Tesla’s Giga Berlin production facility will revolutionize the electric automaker’s presence in the highly-concentrated European electric vehicle market. While Tesla holds considerable advantages in EV tech, pricing, range, and performance, it holds another considerably important element that determines a company’s ability to control pricing: battery production. With Tesla planning to manufacture its newly-detailed 4680 cells at the Berlin Gigafactory within two years, according to Economy Minister Jörg Steinbach, the company is setting the stage to infiltrate the intensely-competitive European EV market with the best and most affordable electric cars on the continent in record time.
After being approved for a slice of the $3.5 billion assistance package for the development of Giga Berlin’s 4680 battery plant, Tesla is set in a prime position to dominate the European battery production market. CATL and BASF SE both have large-scale battery manufacturing projects in Germany already, but Giga Berlin’s plant could displace them as Elon Musk once said it could be the biggest in the world.
During the 2020 European Battery Conference in November 2020, Musk said:
“I think it will be the largest. It would be capable of over 100 GWh hours per year of production and then possibly going to 200 to 250. I’m pretty confident at that point it would be the largest battery-cell plant in the world.”

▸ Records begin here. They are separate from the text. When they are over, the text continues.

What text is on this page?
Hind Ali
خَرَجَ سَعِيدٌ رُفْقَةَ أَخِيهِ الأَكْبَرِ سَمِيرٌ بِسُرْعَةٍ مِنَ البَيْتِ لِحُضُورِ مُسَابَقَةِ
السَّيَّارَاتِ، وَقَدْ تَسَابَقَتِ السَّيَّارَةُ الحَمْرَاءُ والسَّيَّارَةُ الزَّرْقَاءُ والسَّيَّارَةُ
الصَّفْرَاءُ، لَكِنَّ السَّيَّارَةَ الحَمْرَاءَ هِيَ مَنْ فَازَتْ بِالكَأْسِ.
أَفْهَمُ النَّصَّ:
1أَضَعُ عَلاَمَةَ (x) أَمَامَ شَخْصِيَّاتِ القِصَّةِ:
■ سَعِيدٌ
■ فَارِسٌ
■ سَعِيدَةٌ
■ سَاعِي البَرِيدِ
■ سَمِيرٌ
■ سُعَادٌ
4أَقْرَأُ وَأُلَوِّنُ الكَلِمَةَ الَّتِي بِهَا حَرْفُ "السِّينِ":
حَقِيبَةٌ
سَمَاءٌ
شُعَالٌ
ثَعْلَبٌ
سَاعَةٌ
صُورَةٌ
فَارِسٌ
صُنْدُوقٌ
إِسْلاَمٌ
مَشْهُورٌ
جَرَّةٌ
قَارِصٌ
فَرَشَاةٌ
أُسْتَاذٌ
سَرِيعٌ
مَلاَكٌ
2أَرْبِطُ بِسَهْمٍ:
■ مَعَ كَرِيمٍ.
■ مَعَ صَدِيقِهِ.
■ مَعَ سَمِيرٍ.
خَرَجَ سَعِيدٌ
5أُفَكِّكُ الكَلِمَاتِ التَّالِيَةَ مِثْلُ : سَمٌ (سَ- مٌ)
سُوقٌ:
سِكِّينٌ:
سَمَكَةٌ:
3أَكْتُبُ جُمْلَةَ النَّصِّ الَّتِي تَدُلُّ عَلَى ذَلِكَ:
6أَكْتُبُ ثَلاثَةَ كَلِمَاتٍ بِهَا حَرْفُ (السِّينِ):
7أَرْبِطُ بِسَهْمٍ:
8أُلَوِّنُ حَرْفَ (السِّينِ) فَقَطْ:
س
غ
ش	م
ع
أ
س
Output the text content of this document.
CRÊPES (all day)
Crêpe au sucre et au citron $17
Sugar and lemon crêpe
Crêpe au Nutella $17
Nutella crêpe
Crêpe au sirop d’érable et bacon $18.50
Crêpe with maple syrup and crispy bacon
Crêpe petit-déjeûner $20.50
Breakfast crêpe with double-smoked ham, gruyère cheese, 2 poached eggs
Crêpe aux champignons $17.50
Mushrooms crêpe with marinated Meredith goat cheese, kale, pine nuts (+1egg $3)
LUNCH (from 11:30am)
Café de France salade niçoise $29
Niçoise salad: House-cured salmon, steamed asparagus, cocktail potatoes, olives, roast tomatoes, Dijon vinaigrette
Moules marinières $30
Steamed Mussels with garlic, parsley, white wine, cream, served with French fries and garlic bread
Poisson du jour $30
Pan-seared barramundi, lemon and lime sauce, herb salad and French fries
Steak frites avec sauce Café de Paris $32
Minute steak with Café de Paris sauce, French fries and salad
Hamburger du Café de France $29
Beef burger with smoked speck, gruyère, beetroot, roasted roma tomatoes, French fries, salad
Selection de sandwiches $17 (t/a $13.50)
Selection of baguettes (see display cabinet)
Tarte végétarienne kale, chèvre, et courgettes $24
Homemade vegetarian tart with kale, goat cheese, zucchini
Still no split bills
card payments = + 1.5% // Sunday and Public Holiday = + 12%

And Tesla will need it. After coming off of a record year in deliveries and production figures, Tesla is continuing to ramp scalability as it tackles international markets for the first time in its history. After expanding to China with its Giga Shanghai plant, which began delivering cars in January 2020, Tesla had already started developing the Giga Berlin property by excavating the grounds and clearing obstacles that were there previously. Now, the factory is well underway and is expected to begin producing cars this Summer.
There still is no exact timeline for the 4680 battery plant, as it could take several years to figure out supply chain details from suppliers to Berlin. Tesla is also still figuring out the manufacturing processes of the 4680 cell at its Kato Road facility in Northern California. Elon Musk has said in the past that 4680 cells have been in working vehicles for some time, but at what scale? Only Tesla knows.
However, Jörg Steinbach, a vocal supporter of Tesla’s Berlin facility, now says the plant could open in two years, Bloomberg reported.
Despite regular hurdles to jump through, Tesla has had assistance from politicians all over Germany. With Steinbach’s support, another Economic Minister, Peter Altmaier, also extended his hand to the electric automaker, offering any help he can to expedite the factory’s construction. Environmental concerns, along with complaints from local citizens, have tied up Tesla from time to time at the factory. Still, construction has been moving along at an impressive rate since the official groundbreaking.
“You have to sometimes translate the culture of our approval procedures, which are also strongly influenced by environmental protection,” Steinbach said.
It is crucial for Tesla to open Giga Berlin so it can expand its outreach in the most EV-concentrated region on Earth. Steinbach says he is “totally relaxed” regarding the plant’s ultimate approval. He still expects EVs to roll off the line in July.
After the 4680 cell plant does open, Tesla will be able to scale-back costs of its EVs. Currently buying many cells from third-party suppliers, Tesla will still do that for the foreseeable future, according to Musk. However, creating more battery cells will decrease the shortage of batteries, making them less expensive and, at the same time, decreasing the price of Tesla’s cars. Because of this important point, the 4680 facility is of utmost importance.
“This project is given top priority,” Steinbach said.